Scientists of the Institute of Aerodynamics and Gas Dynamics of the University of Stuttgart conducted a direct numerical simulation of a spatially-developing supersonic turbulent boundary layer up to Re?=3878. For this purpose, they used the discontinuous Galerkin spectral element method (DGSEM), a very efficient DG formulation that is specifically tailored to HPC applications. It allowed the researchers to efficiently exploit the entire computational power available on the HLRS Cray XC40 supercomputer Hornet and to run the simulation with 93,840 processors without any performance losses.

Key Facts

  • 93,840 compute cores
  • 70 machine hours
  • 30 TB of data
  • 1.458 billions degrees of freedom (DOF)
  • Structured grid with 6,750,000 cells
  • 2,463,700 time steps


In contrast to today‘s space transportation technologies, which need to carry tons of oxygen supplies, air-breathing supersonic and hypersonic vehicles are expected to shape the future of space flight as they inhale the atmospheric air to gain the oxygen required for combustion. Thus, the aircraft becomes lighter, faster and eventually more economic since the payload can be drastically increased. Particularly scramjets, a special type of ramjet engines where the combustion occurs at supersonic speeds, are considered as a very promising candidate for classical rocket driven systems. The air intake of a scramjet, however, plays a key role, since the compression of the incoming air is not achieved via moving parts like compressors, but through a series of shock waves generated by the specific shape of the air intake and the high flight velocity. Furthermore, as the supply of compressed air is of fundamental importance for the subsequent efficient combustion of the fuel-air mixture to produce thrust, the air intake also determines the operability limits of the entire system. The intake flow itself is characterized by laminar and turbulent boundary layers and their interaction with shock waves, yielding a three-dimensional unsteady complex flow pattern. Due to the interaction with shock waves, the boundary layer may experience intense heat loads leading to serious aircraft damages. A detailed study of the turbulent boundary layer is thus crucial not only for new cooling concepts, but also to ensure the structural integrity of air-breathing propulsion systems.

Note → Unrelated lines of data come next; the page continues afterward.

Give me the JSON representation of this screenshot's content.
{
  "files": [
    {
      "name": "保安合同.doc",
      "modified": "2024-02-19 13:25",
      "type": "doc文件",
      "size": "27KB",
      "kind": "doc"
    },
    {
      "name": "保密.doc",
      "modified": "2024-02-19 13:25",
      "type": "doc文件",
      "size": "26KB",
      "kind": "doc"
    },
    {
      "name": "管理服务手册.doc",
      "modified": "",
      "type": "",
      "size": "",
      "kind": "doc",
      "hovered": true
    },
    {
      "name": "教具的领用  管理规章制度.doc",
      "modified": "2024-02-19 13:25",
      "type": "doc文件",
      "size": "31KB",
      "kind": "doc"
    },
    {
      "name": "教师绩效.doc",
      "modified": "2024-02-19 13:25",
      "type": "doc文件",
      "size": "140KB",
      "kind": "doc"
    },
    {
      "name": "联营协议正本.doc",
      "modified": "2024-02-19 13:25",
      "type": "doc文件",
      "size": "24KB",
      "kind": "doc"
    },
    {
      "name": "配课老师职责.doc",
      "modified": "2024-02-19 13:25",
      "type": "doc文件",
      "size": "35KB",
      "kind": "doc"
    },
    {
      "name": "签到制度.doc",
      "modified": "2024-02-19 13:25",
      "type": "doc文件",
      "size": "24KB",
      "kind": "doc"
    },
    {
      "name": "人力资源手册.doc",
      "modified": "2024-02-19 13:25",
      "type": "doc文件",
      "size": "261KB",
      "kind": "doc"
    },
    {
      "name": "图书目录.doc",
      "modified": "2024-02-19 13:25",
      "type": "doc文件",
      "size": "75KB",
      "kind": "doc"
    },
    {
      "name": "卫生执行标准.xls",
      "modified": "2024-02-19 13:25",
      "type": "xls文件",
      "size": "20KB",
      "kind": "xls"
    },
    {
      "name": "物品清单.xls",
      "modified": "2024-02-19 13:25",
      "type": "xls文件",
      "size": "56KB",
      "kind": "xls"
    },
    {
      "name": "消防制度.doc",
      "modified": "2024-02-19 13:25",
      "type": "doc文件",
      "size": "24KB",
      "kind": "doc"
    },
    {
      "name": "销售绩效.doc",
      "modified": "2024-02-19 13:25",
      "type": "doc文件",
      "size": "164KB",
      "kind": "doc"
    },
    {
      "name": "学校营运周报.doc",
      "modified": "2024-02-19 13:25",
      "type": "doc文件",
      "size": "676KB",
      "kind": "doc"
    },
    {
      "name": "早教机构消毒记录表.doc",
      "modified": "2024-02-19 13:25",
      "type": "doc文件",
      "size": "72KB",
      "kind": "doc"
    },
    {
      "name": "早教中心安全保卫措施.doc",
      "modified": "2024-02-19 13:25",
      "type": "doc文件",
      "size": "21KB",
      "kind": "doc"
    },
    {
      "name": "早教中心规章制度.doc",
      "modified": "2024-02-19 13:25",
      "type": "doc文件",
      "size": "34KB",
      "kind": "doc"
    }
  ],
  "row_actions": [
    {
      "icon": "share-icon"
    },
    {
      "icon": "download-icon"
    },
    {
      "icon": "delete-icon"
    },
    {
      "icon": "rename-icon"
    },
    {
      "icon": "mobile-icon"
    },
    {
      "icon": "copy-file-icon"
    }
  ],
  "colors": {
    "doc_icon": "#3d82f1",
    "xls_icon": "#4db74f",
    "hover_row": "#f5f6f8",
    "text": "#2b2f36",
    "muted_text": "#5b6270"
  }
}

The intake flow is initially dominated by laminar/turbulent boundary layers and transition, i.e. the changeover from laminar to turbulent, is one of the main flow features encountered in the air intake. During the operation state of a scramjet, however, the occurring shock waves traverse through the spatially-developing boundary layer and excercise a huge impact on the entire intake flow. Since experimental and flight data of hypersonic air-breathing vehicles are though difficult and utterly expensive to obtain, numerical methods are applied to enhance our understanding of the involved complex physical phenomena. The most accurate way yet to conduct a numerical investigation is offered by direct numerical simulations (DNS), which resolve all flow features without any modeling. Due to the high spatial resolution requirements, the DNS of turbulent flows leads to enormous computational expenses. On the other hand, with increasing computation resources available on today‘s modern supercomputer systems, the DNS of wall-bounded turbulent flows have become more attractive, but also a challenging HPC problem. Thus, the applied numerical method has to enable an efficient parallelization. An auspicious candidate that exhibits excellent HPC capabilities combined with high-order spatial accuracy and geometrical flexibility is the discontinuous Galerkin (DG) method.

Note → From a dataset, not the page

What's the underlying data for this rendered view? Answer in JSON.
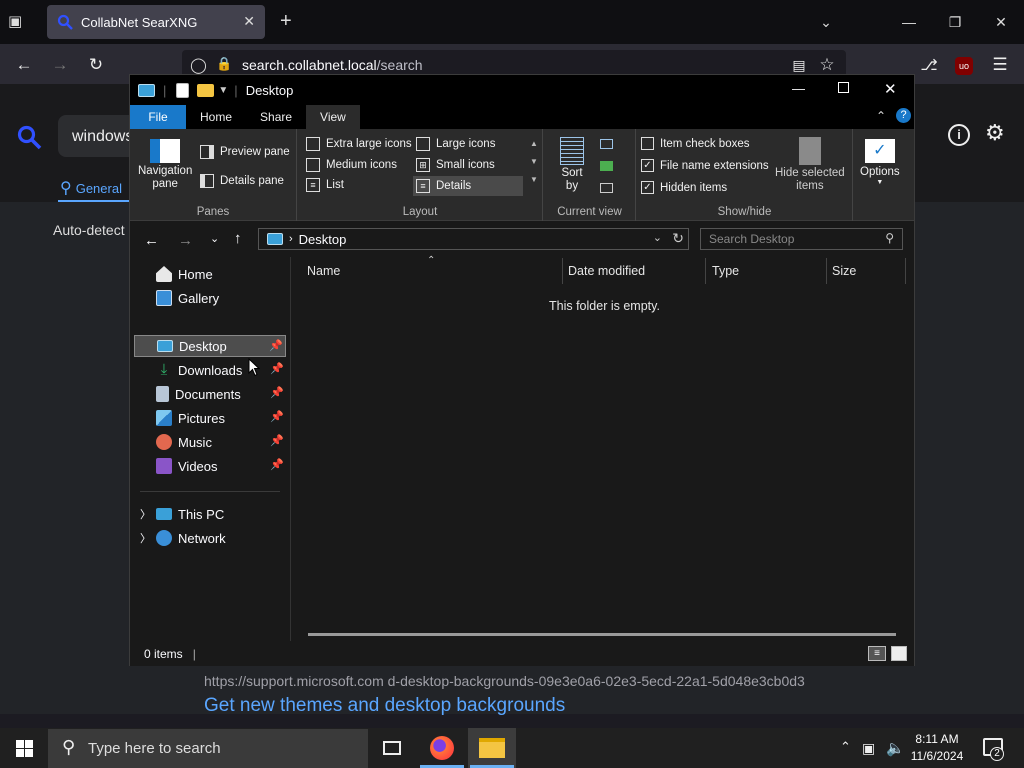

Within the scope of this project, however, a team of researchers of the University of Stuttgart and the University of Maryland conducted a DNS of a spatially-developing supersonic turbulent boundary layer up to Re?=3878 in order to generate a reliable database for further complex studies and to shed light on the occuring flow phenomena (e.g. the impact of shock wave/boundary layer interactions at different impingement locations). For this purpose, they used a very efficient DG formulation, namely the discontinuous Galerkin spectral element method (DGSEM), that is specifically tailored to HPC applications. With 1.458 billion degrees of freedom, the present DNS is the biggest computation within the DG community, which requires the necessity to cope with the demanding computational costs in a responsible way. The usage of the DGSEM approach allowed the researchers to efficiently exploit the entire computational power available on the HLRS Cray XC40 supercomputer and to run the simulation with 93,840 processors without any performance losses. The obtained results prove the strong potential of the DGSEM at conducting sustainable DNS of high Reynolds number wall-bounded turbulent flows.

Research Team and Scientific Contact

Dipl.-Ing. Muhammed Atak(1), Prof. Dr. Johan Larsson(2),  Prof. Dr. Claus-Dieter Munz, PI(1)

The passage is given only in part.